Sunday, April 15, 2007

MASYARAKAT MADANI

MASYARAKAT MADANI
Oleh Nasuki *)

Tulisan ini mencoba menggambarkan model sederhana masyarakat madani sesuai ketentuan Islam, yang mana masyarakat dituntut berinteraksi dengan lingkungan dan sosialnya. Tujuannya mengajak kita untuk mempelajari rambu-rambu ketentuan hidup dalam Islam, agar dalam bermasyarakat tetap sesuai dengan tuntunan Islam.

MADANI

Madani menurut DR. K.H. Didin Hafidhuddin, M.Sc. dalam bukunya Islam Aplikatif (2003), berarti sipil, sehinggga masyarakat madani dapat diartikan sebagai masyarakat sipil atau civil society, adalah tatanan sosial yang didasarkan pada prinsip moral yang menjamin kesinambungan antara hak dan kewajiban individu dengan hak dan kewajiban sosial. Madani berarti kota, sehingga masyarakat madani dapat diartikan sebagai masyarakat kota yang menunjukkan banyaknya aktifitas, dinamika, dan penuh dengan kreatifitas. Madani berarti beradab, sehingga masyarakat madani merupakan masyarakat yang menjunjung tinggi nilai-nilai peradaban manusia. Sedadangkan masyarakat madani sebagaimana dikemukakan oleh Robert N. Bellah dalam bukunya Beyond Belief (1976), adalah masyarakat Madinah yang dipimpin oleh Rasulullah SAW.. Sebuah masyarakat yang sarat dengan nilai dan moral, maju, beradab, serta sangat menghargai nilai-nilai kemanusiaan.

SOSIAL

Konstitusi tertulis yang mengatur hubungan sosial masyarakat heterogen pertama di dunia adalah konstitusi yang ditulis oleh Rasulullah SAW. Konstitusi tsb. memuat tentang hubungan sosial atas komponen masyarakat negara Madinah saat itu yang disebut dengan Perjanjian/Piagam Madinah, berisikan: pertama; bahwa sesama muslim adalah satu umat, walaupun mereka berbeda suku, kedua; hubungan antara komunitas muslim dan non-muslim didasarkan pada prinsip bertetangga baik, saling membantu dalam menghadapi musuh bersama, membela mereka yang teraniaya, serta saling mencintai dan menghormati kebebasan beragama. Pada intinya Piagam Madinah mengandung dua nilai dasar:
Kesejahteraan dan keadilan ummat, dan Keterbukaan dalam arti konsistensi, keseimbangan, toleran, dan moderat yang didasarkan atas dimensi akidah, ibadah, dan akhlak, sehingga bentuk atau adanya sosial yang heterogen, baik dalam agama, ras, suku maupun golongan mendapatkan kedudukan yang sama.

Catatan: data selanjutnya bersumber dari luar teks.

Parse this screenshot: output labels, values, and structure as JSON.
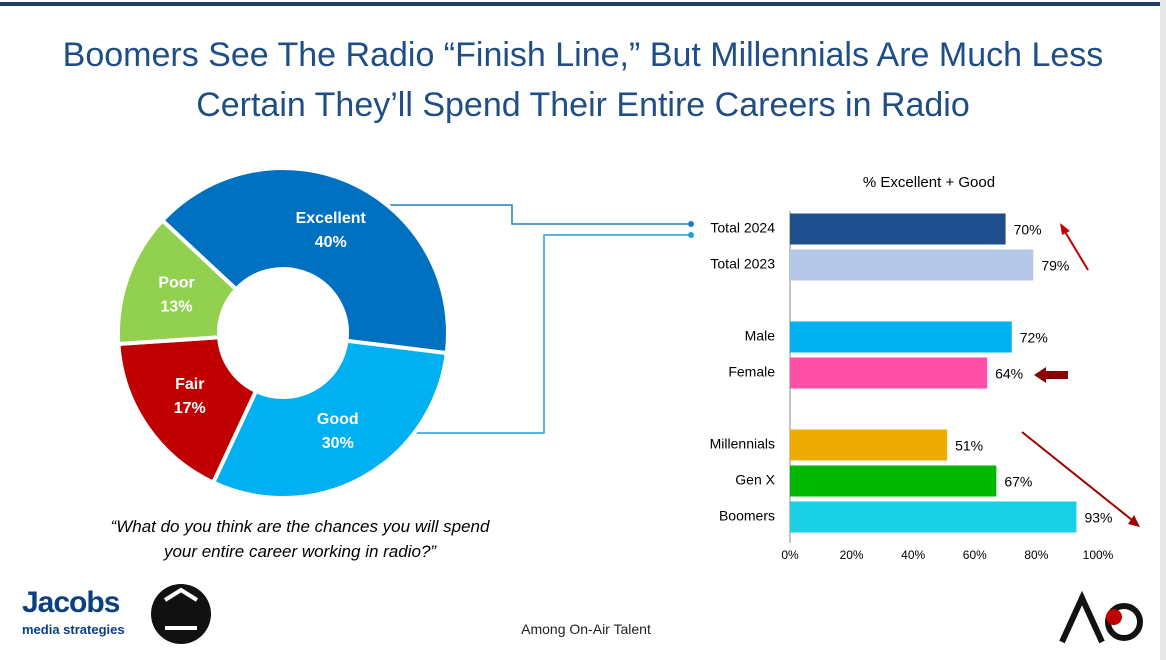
{
  "title": "Boomers See The Radio “Finish Line,” But Millennials Are Much Less Certain They’ll Spend Their Entire Careers in Radio",
  "question": "“What do you think are the chances you will spend your entire career working in radio?”",
  "footer": "Among On-Air Talent",
  "logo": {
    "name": "Jacobs",
    "tagline": "media strategies"
  },
  "chart_data": [
    {
      "type": "donut",
      "categories": [
        "Excellent",
        "Good",
        "Fair",
        "Poor"
      ],
      "values": [
        40,
        30,
        17,
        13
      ],
      "value_labels": [
        "40%",
        "30%",
        "17%",
        "13%"
      ],
      "colors": [
        "#0070c0",
        "#00b0f0",
        "#c00000",
        "#92d050"
      ]
    },
    {
      "type": "hbar",
      "title": "% Excellent + Good",
      "categories": [
        "Total 2024",
        "Total 2023",
        null,
        "Male",
        "Female",
        null,
        "Millennials",
        "Gen X",
        "Boomers"
      ],
      "values": [
        70,
        79,
        null,
        72,
        64,
        null,
        51,
        67,
        93
      ],
      "value_labels": [
        "70%",
        "79%",
        null,
        "72%",
        "64%",
        null,
        "51%",
        "67%",
        "93%"
      ],
      "colors": [
        "#1f4e8c",
        "#b4c7e7",
        null,
        "#00b0f0",
        "#ff4fa7",
        null,
        "#f0ab00",
        "#00b800",
        "#1ad0e6"
      ],
      "xlim": [
        0,
        100
      ],
      "xticks": [
        {
          "value": 0,
          "label": "0%"
        },
        {
          "value": 20,
          "label": "20%"
        },
        {
          "value": 40,
          "label": "40%"
        },
        {
          "value": 60,
          "label": "60%"
        },
        {
          "value": 80,
          "label": "80%"
        },
        {
          "value": 100,
          "label": "100%"
        }
      ]
    }
  ]
}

Lalu bagaimana konsep sederhana dari masyarakat madani yang islami?.

Masyarakat islami adalah masyarakat yang didalam melaksanakan aktifitasnya berdasarkan Al-Qur’an dan Hadist, masyarakat yang tidak pernah lepas ber-dzikrullah (mengingat Allah) dan ber-fikir (merenung dan menjunjung akal).

Dzikrullah

Mengingat berarti membayangkan adanya sesuatu sedang berada dalam pikiran, sehingga bisa diartikan merasa ditemani, atau diawasi. Di negara maju (Amerika, Eropah dan Jepang), masyarakatnya memiliki kesadaran yang tinggi akan patuh hukum atau merasa selalu diawasi oleh hukum, kemudian menjelma menjadi suatu kebiasaan/budaya patuh hukum yang mana merupakan salah satu karakter dari suatu masyarakat negara maju, yaitu tingginya kesadaran masing-masing individu dalam menjaga kepentingan sendiri maupun kepentingan umum sesuai ketentuan hukum yang berlaku, sehingga setiap individu mempunyai self control berdasarkan aturan yang ada.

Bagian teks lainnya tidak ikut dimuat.